Шолохов и здесь показывает, что он находится на магистральном пути развития русской литературы, доводя до предельной пластической отчетливости, до изумительно объемной, волшебной целостности п р а в д у видения и изображения бытия.
Сам писатель достаточно отчетливо понимал, что в этом отношении он наследует всей русской литературе, не выделяя кого-либо из писателей-предшественников особо. Это, кстати, вводит в смятение некоторых исследователей шолоховского творчества, когда приходится определять историко-литературные корни автора «Тихого Дона». И когда Шолохов еще в 1937 г. заявил: «Существуют писатели, на которых Толстой и Пушкин не влияют… Ей-богу, на меня влияют все хорошие писатели. Каждый по-своему хорош. Вот, например, Чехов. Казалось бы, что общего между мной и Чеховым? Однако и Чехов влияет!» [13, 517] – он, безусловно, имел в виду полноту восприятия национальной традиции в ее сущности, в миросозерцательном моменте, а это связано, прежде всего, с максимальной правдивостью изображения жизни.
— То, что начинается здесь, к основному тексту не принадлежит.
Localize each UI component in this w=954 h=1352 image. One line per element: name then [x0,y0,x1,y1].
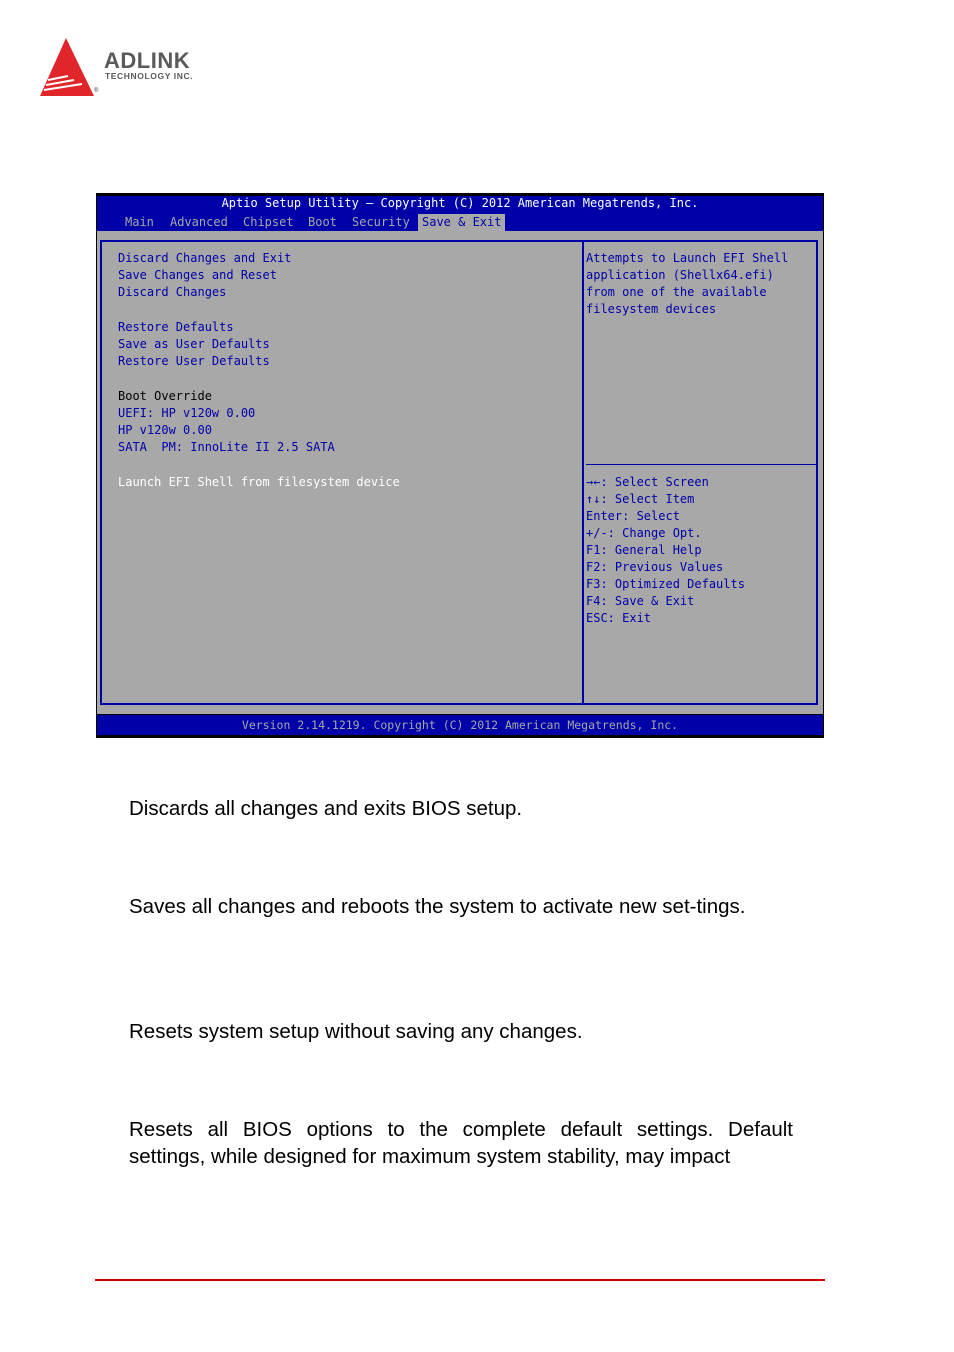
key-help-enter: Enter: Select [586,509,680,523]
bios-footer: Version 2.14.1219. Copyright (C) 2012 Am… [97,715,823,735]
logo-subtitle: TECHNOLOGY INC. [105,71,194,81]
panel-divider [582,242,584,703]
key-help-f1: F1: General Help [586,543,702,557]
tab-boot[interactable]: Boot [304,214,341,231]
key-help-f2: F2: Previous Values [586,560,724,574]
logo-triangle-icon [40,38,94,96]
menu-boot-sata[interactable]: SATA PM: InnoLite II 2.5 SATA [118,439,335,456]
menu-boot-uefi-hp[interactable]: UEFI: HP v120w 0.00 [118,405,255,422]
menu-discard-changes-and-exit[interactable]: Discard Changes and Exit [118,250,291,267]
tab-advanced[interactable]: Advanced [166,214,232,231]
menu-save-as-user-defaults[interactable]: Save as User Defaults [118,336,270,353]
menu-restore-defaults[interactable]: Restore Defaults [118,319,234,336]
tab-save-exit[interactable]: Save & Exit [418,214,506,231]
bios-frame: Discard Changes and Exit Save Changes an… [100,240,818,705]
help-text-line: application (Shellx64.efi) [586,268,774,282]
bios-screenshot: Aptio Setup Utility – Copyright (C) 2012… [96,193,824,738]
help-separator [586,464,818,465]
key-help-select-item: ↑↓: Select Item [586,492,695,506]
menu-discard-changes[interactable]: Discard Changes [118,284,226,301]
bios-body: Discard Changes and Exit Save Changes an… [97,231,823,714]
paragraph-discard-changes: Resets system setup without saving any c… [129,1020,583,1043]
menu-restore-user-defaults[interactable]: Restore User Defaults [118,353,270,370]
help-text-line: from one of the available [586,285,767,299]
menu-boot-hp[interactable]: HP v120w 0.00 [118,422,212,439]
key-help-select-screen: →←: Select Screen [586,475,709,489]
bios-title: Aptio Setup Utility – Copyright (C) 2012… [97,196,823,211]
registered-mark: ® [94,88,99,94]
adlink-logo: ADLINK TECHNOLOGY INC. ® [38,36,238,98]
bios-tab-bar: Main Advanced Chipset Boot Security Save… [97,211,823,231]
help-text-line: filesystem devices [586,302,717,316]
key-help-esc: ESC: Exit [586,611,652,625]
key-help-change-opt: +/-: Change Opt. [586,526,702,540]
tab-main[interactable]: Main [121,214,158,231]
key-help-f3: F3: Optimized Defaults [586,577,745,591]
paragraph-restore-defaults: Resets all BIOS options to the complete … [129,1118,793,1168]
footer-rule [95,1279,825,1281]
tab-security[interactable]: Security [348,214,414,231]
paragraph-discard-changes-and-exit: Discards all changes and exits BIOS setu… [129,797,523,820]
tab-chipset[interactable]: Chipset [239,214,298,231]
boot-override-heading: Boot Override [118,389,212,403]
menu-save-changes-and-reset[interactable]: Save Changes and Reset [118,267,277,284]
menu-launch-efi-shell[interactable]: Launch EFI Shell from filesystem device [118,474,400,491]
paragraph-save-changes-and-reset: Saves all changes and reboots the system… [129,895,746,918]
key-help-f4: F4: Save & Exit [586,594,695,608]
help-text-line: Attempts to Launch EFI Shell [586,251,789,265]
В связи с именем Чехова, замыкающим своим творчеством «золотой век» русской классики, П.Палиевский писал: «В нем литературе возвращается ее первозданная устойчивость, централизующая сила; восстанавливается и развивается суверенный для литературы способ мысли, жизненный образ; укрепляется объективность; вступает в свои неотъемлемые права контроль жизни (во всей ее полноте и через художественный образ) над мечтаниями, отрицаниями, фантазиями, порывами и проектами, как бы прекрасны они ни были. Прекраснее их у Чехова необъятная правда реальности» [14, 185]. Это понятно и близко Шолохову, в этом он родственен Чехову.
К слову говоря, Чехов и Шолохов близки друг другу и по тому реестру обвинений, который им предъявляла критика: нет особых идей (в том числе и философских), нет «тайны», все просто, без ухищрений, не закамуфлированно особыми художественными приемами и т.п. Поэтому, говоря о перекличке Шолохова с русской классической традицией, необходимо видеть ее, эту перекличку, не в чисто художественной сфере – как совокупность приемов, стилистических подходов и т.д., но как «мировоззренческую встречу» в «большом времени» крупнейших художников национальной культуры.
В силу исторической ситуации Шолохов пойдет дальше, чем его великие предшественники, он сможет дать «язык» и «голос» самому народу, берущему в руки свою судьбу. Однако идея красоты (как центральная идея эстетической системы писателя), понимаемая как предельно точное воспроизведение правды жизни в ее противоречиях и трудностях, в ее трагических сторонах и комических ситуациях, в ее отдаче диктату объективности, у Шолохова – и во всей русской литературе после 1917 года – невозможна без достижений русской классики.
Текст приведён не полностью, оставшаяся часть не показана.